The Alcohol & Drug Testing Service (TADTS) has announced that a cyberattack exposed hundreds of thousands of people, revealing data ranging from their names to biometrics. The company provides employee drug and alcohol testing services.
Attackers breached the company in early July 2024, and the TADTS security team caught up with cyber crooks five days later. According to a breach notification that the company sent to impacted individuals, the attackers managed to access and download company data.
TADTS manages drug and alcohol programs for businesses around the US, which means that it handles extremely sensitive details of employees from numerous American companies.
While the breach notice doesn’t discuss the type of attack TADTS suffered from, ransomware gang BianLian posted the company on its dark web leak site in July of last year.

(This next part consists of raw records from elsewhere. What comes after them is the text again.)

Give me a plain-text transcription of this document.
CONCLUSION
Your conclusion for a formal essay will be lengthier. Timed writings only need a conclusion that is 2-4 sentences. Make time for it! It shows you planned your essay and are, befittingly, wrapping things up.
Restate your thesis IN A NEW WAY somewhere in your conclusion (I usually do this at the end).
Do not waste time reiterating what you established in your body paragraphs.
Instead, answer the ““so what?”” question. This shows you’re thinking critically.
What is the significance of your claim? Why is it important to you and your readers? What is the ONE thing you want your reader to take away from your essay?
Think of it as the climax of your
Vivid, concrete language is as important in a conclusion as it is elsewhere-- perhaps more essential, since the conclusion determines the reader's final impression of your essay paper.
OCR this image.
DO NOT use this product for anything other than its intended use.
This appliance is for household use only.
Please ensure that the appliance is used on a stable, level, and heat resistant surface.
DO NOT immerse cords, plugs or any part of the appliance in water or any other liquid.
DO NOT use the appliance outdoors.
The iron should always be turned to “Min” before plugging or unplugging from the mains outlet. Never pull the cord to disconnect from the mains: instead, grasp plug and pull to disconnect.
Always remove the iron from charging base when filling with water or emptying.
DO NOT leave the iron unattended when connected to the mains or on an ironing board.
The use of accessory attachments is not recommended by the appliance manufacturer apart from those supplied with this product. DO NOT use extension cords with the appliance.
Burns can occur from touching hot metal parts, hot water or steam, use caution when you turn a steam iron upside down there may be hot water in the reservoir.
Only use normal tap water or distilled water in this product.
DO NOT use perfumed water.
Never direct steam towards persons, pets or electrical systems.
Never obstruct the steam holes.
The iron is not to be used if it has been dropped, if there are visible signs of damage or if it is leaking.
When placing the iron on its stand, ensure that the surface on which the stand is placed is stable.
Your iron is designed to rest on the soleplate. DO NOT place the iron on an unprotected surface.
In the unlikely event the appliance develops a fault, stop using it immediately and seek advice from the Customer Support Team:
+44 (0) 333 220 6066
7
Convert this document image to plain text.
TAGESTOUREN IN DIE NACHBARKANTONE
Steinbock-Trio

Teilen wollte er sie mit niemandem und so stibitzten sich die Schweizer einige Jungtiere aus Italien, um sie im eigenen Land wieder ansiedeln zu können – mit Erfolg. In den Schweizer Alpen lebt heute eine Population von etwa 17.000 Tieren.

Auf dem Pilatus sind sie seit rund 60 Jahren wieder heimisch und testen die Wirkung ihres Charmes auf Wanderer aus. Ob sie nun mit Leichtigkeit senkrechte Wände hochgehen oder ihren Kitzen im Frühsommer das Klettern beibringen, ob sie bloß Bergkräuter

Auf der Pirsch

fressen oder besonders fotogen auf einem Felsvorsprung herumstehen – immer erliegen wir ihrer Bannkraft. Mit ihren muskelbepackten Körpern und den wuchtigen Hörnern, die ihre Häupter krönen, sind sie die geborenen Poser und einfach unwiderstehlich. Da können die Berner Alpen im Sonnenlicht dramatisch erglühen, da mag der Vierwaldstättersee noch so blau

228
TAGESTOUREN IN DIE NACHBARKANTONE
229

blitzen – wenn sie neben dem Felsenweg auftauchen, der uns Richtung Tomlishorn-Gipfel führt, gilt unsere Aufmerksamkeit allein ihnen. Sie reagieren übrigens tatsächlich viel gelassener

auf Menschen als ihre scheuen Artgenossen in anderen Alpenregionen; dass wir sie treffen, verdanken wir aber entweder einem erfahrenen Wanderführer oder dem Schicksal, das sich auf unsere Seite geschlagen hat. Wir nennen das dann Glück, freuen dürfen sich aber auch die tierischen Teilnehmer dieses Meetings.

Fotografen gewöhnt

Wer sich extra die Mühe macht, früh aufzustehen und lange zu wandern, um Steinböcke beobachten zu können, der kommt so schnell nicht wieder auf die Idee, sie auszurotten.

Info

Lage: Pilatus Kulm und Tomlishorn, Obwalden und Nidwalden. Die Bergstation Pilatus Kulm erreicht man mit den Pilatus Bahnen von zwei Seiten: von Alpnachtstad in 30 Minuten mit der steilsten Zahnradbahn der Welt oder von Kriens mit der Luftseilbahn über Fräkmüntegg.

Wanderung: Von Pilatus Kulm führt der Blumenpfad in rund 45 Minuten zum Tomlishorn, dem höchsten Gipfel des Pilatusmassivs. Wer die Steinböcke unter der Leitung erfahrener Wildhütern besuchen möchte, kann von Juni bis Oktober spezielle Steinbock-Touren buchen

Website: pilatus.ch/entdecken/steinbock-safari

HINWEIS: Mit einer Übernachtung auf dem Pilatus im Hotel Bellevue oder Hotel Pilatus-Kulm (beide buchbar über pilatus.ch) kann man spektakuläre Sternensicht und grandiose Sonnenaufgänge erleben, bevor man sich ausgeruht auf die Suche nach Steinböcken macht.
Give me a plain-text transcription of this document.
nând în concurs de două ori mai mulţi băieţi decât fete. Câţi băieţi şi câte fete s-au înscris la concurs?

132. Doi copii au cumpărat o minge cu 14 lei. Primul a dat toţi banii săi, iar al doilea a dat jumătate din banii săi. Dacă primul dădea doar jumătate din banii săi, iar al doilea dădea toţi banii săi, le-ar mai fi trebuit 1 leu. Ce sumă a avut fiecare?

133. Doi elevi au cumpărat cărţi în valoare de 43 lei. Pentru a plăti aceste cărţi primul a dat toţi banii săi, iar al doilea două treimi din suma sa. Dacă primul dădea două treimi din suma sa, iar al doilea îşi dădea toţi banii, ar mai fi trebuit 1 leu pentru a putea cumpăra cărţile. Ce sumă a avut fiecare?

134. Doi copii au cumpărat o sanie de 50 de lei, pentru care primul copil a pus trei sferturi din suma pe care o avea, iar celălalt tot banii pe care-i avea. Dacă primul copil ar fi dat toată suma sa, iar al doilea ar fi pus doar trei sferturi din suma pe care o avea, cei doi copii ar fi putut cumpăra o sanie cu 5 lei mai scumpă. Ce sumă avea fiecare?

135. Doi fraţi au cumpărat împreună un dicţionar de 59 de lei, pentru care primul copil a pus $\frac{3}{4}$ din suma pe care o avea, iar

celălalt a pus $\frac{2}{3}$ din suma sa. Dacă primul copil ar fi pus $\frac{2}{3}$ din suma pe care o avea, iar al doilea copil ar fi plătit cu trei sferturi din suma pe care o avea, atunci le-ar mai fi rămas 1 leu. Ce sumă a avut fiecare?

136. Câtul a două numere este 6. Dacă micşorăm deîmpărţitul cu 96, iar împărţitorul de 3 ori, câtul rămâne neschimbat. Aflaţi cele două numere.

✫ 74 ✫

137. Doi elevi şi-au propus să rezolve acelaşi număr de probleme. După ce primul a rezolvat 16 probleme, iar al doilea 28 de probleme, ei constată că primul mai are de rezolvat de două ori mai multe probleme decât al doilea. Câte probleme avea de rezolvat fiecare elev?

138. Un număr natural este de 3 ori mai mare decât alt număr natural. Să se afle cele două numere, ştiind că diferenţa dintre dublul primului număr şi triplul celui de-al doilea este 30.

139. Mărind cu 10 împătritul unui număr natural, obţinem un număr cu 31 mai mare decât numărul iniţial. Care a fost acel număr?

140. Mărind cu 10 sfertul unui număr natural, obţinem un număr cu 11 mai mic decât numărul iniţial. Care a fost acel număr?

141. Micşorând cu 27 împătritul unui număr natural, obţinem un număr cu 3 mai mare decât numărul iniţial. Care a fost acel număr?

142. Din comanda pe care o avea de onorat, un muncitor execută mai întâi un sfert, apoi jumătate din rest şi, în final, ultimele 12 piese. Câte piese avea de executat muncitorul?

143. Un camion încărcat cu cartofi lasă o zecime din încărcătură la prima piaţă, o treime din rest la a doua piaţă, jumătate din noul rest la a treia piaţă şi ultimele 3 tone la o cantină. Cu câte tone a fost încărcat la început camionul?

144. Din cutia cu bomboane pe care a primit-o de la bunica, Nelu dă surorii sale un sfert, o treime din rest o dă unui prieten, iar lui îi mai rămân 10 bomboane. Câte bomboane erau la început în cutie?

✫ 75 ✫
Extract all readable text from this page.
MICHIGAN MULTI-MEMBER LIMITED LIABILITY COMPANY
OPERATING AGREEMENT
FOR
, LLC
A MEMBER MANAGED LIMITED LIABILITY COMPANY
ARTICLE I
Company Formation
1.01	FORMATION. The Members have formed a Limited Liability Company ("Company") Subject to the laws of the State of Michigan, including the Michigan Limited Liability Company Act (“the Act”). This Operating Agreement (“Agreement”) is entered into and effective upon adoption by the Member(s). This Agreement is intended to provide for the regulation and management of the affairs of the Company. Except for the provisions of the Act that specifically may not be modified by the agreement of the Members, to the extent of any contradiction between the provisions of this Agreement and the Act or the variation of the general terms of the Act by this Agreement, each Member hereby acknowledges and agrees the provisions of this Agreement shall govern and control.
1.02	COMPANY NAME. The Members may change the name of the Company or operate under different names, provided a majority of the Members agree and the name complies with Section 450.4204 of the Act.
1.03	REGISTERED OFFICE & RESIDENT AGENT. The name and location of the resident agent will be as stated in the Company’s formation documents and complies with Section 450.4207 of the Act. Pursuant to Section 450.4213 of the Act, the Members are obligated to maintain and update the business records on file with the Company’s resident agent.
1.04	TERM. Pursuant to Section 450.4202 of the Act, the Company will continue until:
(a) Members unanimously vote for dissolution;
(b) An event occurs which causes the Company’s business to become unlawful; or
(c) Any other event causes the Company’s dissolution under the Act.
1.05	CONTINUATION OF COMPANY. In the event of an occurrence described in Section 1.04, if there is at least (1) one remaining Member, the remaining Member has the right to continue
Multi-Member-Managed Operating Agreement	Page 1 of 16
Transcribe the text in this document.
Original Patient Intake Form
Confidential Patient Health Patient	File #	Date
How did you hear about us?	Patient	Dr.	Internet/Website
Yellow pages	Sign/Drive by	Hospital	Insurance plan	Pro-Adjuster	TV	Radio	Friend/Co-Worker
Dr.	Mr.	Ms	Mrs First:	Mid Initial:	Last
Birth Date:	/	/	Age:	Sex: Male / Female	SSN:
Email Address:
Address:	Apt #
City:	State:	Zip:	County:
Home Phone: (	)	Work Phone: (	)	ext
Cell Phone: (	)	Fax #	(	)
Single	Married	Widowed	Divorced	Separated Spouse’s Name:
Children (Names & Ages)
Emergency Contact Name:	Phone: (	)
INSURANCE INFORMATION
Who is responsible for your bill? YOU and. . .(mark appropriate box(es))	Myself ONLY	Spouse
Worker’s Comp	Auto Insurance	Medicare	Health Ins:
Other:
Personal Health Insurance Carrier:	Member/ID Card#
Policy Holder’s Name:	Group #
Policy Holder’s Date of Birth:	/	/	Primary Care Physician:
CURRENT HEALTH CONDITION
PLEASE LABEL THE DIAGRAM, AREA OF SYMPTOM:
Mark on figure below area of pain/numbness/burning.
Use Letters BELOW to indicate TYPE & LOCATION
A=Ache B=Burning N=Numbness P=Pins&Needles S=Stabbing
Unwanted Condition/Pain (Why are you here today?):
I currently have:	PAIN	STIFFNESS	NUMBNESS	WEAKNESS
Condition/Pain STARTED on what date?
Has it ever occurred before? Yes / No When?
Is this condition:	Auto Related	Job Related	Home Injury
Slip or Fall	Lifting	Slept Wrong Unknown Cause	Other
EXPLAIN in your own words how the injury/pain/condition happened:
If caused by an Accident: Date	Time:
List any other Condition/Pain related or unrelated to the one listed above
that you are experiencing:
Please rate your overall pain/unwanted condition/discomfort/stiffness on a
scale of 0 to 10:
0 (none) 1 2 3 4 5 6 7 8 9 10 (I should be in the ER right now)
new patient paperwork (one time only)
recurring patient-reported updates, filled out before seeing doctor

At the time, attackers said they had access to hundreds of gigabytes of TADTS’ data.
Meanwhile, information the company recently submitted to the Maine Attorney General’s Office revealed that the July 2024 cyberattack exposed over 748,000 people. It took the company a while to investigate the attack and start informing individuals whose data was involved.
“With the assistance of a professional data mining team, we conducted a thorough review of the data, which took multiple months to complete given the scope of information downloaded by the unauthorized actor,” the breach notice explained.
“With the assistance of a professional data mining team, we conducted a thorough review of the data, which took multiple months to complete given the scope of information downloaded by the unauthorized actor,”
the breach notice explained.
TADTS’ data incident notice, which it published on its website, says that the exposed details include:
- Names
- Dates of birth
- Social Security numbers (SSNs)
- Driver’s license/government-issued IDs
- Passport numbers
- Bank/financial information
- Credit/debit card information
- Usernames and passwords
- Emails and passwords
- Health insurance information
- US Citizen and Immigration Services (USCIS) or alien registration numbers
- Biometric information
“Note this list describes general categories of information present within the affected systems and includes categories that may not apply to each potentially impacted individual,” the notice said.
However, if attackers managed to access all listed details on a single person, they’d have a full and comprehensive list for identity theft. Cybercrooks could utilize the leaked details to take out loans, commit fraud, open accounts, and commit other cyber crimes that could negatively impact exposed persons’ credit rating and financial well-being.
While breached companies often offer exposed individuals free credit monitoring and identity theft services, the TADTS breach notice said the company was unaware of cases where stolen data was misused and advised people whose data was stolen a year ago to monitor free credit reports and review account statements.
The BianLian ransomware group was first spotted in June 2022. The group develops and deploys its own ransomware variant, mainly targeting critical infrastructure sectors in the US and Australia, according to a 2023 advisory alert by the US Cybersecurity and Infrastructure Security Agency (CISA).
BianLian, which tends to go after small and midsize businesses, has since branched out to claim victims in the medical, professional, and real estate industries, including the US Better Business Bureau (BBB) and Affiliated Dermatologists.
Attacks on other high-profile victims, such as Air Canada, Tennessee State University, and Ashley Furniture, were carried out in 2023. According to the Cybernews dark web monitoring tool, Ransomlooker, the gang has victimized at least 94 organizations in the past 12 months.